Derek Furnival said: “Nothing is more important to us than the safety of our colleagues who work tirelessly within communities to provide essential food and groceries – and never more so than over the past ten months. We strongly supports Mr Johnson’s proposed bill and believe that any law would make Co-op colleagues in Scotland feel safer and more protected as they go about their daily working lives. We hope the country’s MSP’s will do the right tomorrow by voting in support of this bill.”

Paul Gerrard, Co-op’s Campaigns and Public Affairs Director gave evidence to the Scottish Parliament’s Scrutiny Committee in support of the Bill, last summer.

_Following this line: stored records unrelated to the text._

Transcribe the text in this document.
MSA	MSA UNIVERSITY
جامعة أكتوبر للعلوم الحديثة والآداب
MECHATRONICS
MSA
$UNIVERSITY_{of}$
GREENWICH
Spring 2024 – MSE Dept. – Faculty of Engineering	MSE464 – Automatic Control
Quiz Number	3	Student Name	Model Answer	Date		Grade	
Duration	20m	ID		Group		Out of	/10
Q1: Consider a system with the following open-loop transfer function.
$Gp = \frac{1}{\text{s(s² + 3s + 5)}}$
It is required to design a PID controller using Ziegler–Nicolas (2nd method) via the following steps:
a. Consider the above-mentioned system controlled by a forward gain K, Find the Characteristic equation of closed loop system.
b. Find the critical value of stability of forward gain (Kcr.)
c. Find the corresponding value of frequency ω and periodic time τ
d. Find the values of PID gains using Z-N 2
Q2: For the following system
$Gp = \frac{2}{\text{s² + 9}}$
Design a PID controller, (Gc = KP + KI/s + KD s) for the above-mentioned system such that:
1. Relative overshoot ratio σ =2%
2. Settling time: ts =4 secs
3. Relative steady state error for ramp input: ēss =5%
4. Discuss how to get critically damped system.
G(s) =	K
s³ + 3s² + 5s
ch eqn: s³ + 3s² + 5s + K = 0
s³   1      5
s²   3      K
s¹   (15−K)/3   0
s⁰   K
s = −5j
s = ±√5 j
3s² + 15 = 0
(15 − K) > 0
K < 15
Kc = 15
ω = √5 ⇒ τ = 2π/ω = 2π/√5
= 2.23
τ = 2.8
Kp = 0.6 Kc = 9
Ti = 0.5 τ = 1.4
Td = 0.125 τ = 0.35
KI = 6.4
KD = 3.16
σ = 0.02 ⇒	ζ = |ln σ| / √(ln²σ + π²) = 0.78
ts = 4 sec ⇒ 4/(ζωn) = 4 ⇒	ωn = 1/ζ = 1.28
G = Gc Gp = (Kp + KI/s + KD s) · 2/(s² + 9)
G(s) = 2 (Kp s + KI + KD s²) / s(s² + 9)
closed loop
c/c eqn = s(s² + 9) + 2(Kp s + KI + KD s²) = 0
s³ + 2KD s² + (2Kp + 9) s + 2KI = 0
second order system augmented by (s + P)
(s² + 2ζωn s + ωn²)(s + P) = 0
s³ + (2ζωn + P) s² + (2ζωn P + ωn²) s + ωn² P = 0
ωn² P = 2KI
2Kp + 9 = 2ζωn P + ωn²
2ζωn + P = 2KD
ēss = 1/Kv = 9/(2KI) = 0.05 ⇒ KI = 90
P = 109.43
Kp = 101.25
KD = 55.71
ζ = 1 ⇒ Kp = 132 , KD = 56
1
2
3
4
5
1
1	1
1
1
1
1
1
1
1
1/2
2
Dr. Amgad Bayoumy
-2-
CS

The shop workers’ union Usdaw among others has been calling for a similar specific law at Westminster. Paddy Lillis – Usdaw General Secretary said the Scottish Parliament is leading the way on protection of shop workers. He said: “We are grateful to Daniel Johnson for steering this important legislation through the Parliament.

“We have been deeply disappointed with the UK Government’s response to our campaign, offering little more than sympathy and their objecting to protection of shop workers legislation. So we are looking for MPs to support key workers across the retail sector and help turn around the UK Government’s opposition.”

Today is the deadline for the Westminster parliament Home Affairs Select Committee’s call for evidence about violence against retail; barriers to the reporting of incidents of violence or abuse and victim satisfaction with action by police and employers after an incident is reported. The MPs will explore whether a new offence of aggravated assaults against retail workers is required, and the Home Office’s spring 2019 call for evidence, which led to next to no practical change.